# shimano twin power vs. sustain fe?



## grouper sandwich (Jul 26, 2007)

Aside from the warranty issue, are there any differences between the two?


----------



## Bantam1 (Jun 26, 2007)

The Twin Power is actually above the Sustain slightly as far as bearing content. Our gears will be more durable than the Twin Power. The Twin Power used to be in between the Sustain and Stella. Now they have introduced a new reel in Japan that is a cost down version of the Stella. 


The Twin Power uses the softer gears and different gear ratios than our Sustain FE. We will not have parts for the Sustain.


----------



## Gigabite (Feb 18, 2007)

Here's the specs:

Sustain 8000 - Cap 12/325, 16/250, 20/185 - Max Drag 24 - Bearings 6 - Gear 5:7:1-20.6 oz


Twin Speed 8000 - Cap 20/250, 25/185 - Max Drag 33 - Bearings 10 - Gear HG 5:7:1, PG 5.0:1

Both reels are about the same price $300. A couple of weeks ago BPS had the Sustain 8000 on sale for $249.
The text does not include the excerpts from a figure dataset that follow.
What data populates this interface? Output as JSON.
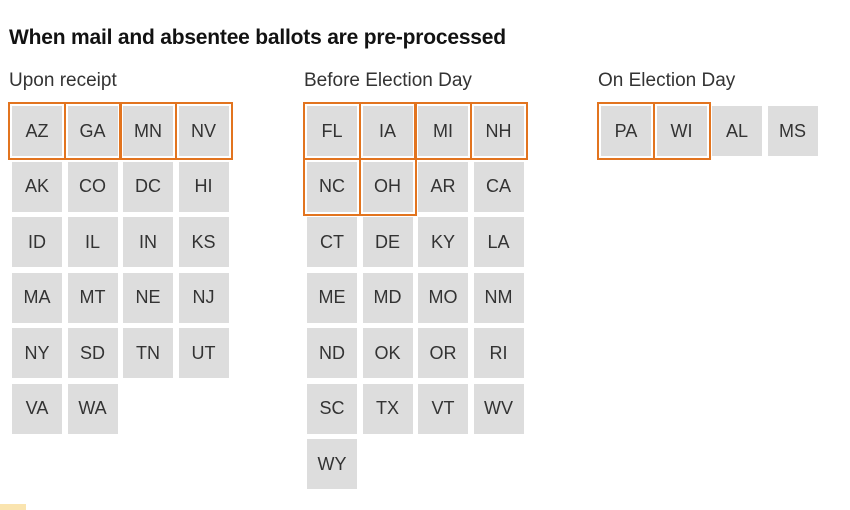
{
  "title": "When mail and absentee ballots are pre-processed",
  "colors": {
    "tile_fill": "#dddddd",
    "highlight_outline": "#e2741f",
    "text": "#333333"
  },
  "groups": [
    {
      "label": "Upon receipt",
      "states": [
        {
          "abbr": "AZ",
          "highlighted": true
        },
        {
          "abbr": "GA",
          "highlighted": true
        },
        {
          "abbr": "MN",
          "highlighted": true
        },
        {
          "abbr": "NV",
          "highlighted": true
        },
        {
          "abbr": "AK",
          "highlighted": false
        },
        {
          "abbr": "CO",
          "highlighted": false
        },
        {
          "abbr": "DC",
          "highlighted": false
        },
        {
          "abbr": "HI",
          "highlighted": false
        },
        {
          "abbr": "ID",
          "highlighted": false
        },
        {
          "abbr": "IL",
          "highlighted": false
        },
        {
          "abbr": "IN",
          "highlighted": false
        },
        {
          "abbr": "KS",
          "highlighted": false
        },
        {
          "abbr": "MA",
          "highlighted": false
        },
        {
          "abbr": "MT",
          "highlighted": false
        },
        {
          "abbr": "NE",
          "highlighted": false
        },
        {
          "abbr": "NJ",
          "highlighted": false
        },
        {
          "abbr": "NY",
          "highlighted": false
        },
        {
          "abbr": "SD",
          "highlighted": false
        },
        {
          "abbr": "TN",
          "highlighted": false
        },
        {
          "abbr": "UT",
          "highlighted": false
        },
        {
          "abbr": "VA",
          "highlighted": false
        },
        {
          "abbr": "WA",
          "highlighted": false
        }
      ]
    },
    {
      "label": "Before Election Day",
      "states": [
        {
          "abbr": "FL",
          "highlighted": true
        },
        {
          "abbr": "IA",
          "highlighted": true
        },
        {
          "abbr": "MI",
          "highlighted": true
        },
        {
          "abbr": "NH",
          "highlighted": true
        },
        {
          "abbr": "NC",
          "highlighted": true
        },
        {
          "abbr": "OH",
          "highlighted": true
        },
        {
          "abbr": "AR",
          "highlighted": false
        },
        {
          "abbr": "CA",
          "highlighted": false
        },
        {
          "abbr": "CT",
          "highlighted": false
        },
        {
          "abbr": "DE",
          "highlighted": false
        },
        {
          "abbr": "KY",
          "highlighted": false
        },
        {
          "abbr": "LA",
          "highlighted": false
        },
        {
          "abbr": "ME",
          "highlighted": false
        },
        {
          "abbr": "MD",
          "highlighted": false
        },
        {
          "abbr": "MO",
          "highlighted": false
        },
        {
          "abbr": "NM",
          "highlighted": false
        },
        {
          "abbr": "ND",
          "highlighted": false
        },
        {
          "abbr": "OK",
          "highlighted": false
        },
        {
          "abbr": "OR",
          "highlighted": false
        },
        {
          "abbr": "RI",
          "highlighted": false
        },
        {
          "abbr": "SC",
          "highlighted": false
        },
        {
          "abbr": "TX",
          "highlighted": false
        },
        {
          "abbr": "VT",
          "highlighted": false
        },
        {
          "abbr": "WV",
          "highlighted": false
        },
        {
          "abbr": "WY",
          "highlighted": false
        }
      ]
    },
    {
      "label": "On Election Day",
      "states": [
        {
          "abbr": "PA",
          "highlighted": true
        },
        {
          "abbr": "WI",
          "highlighted": true
        },
        {
          "abbr": "AL",
          "highlighted": false
        },
        {
          "abbr": "MS",
          "highlighted": false
        }
      ]
    }
  ]
}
I chose the twin speed for its capacity, drag, bearings, and PG. It's served me well for almost a year.


----------



## grouper sandwich (Jul 26, 2007)

I'm much less concerned about capacity and moreso about durability and smoothness. Most of the fishing with this reel would be on the flats of the Florida Big Bend tossing jigs and sppons for trout, reds and spanish macks, so a reel in the 2500 size would be sufficient. I've got a wall full of Newell's for my grouper digging and calcutta's for red snapper. We don't have tuna and such in these shallow waters so there's really no need for an 8000 size reel. At any rate, it sounds like based on Bantam's description I might be better off with the sustain fe since it has the more durable gearing. Thanks for the help.


----------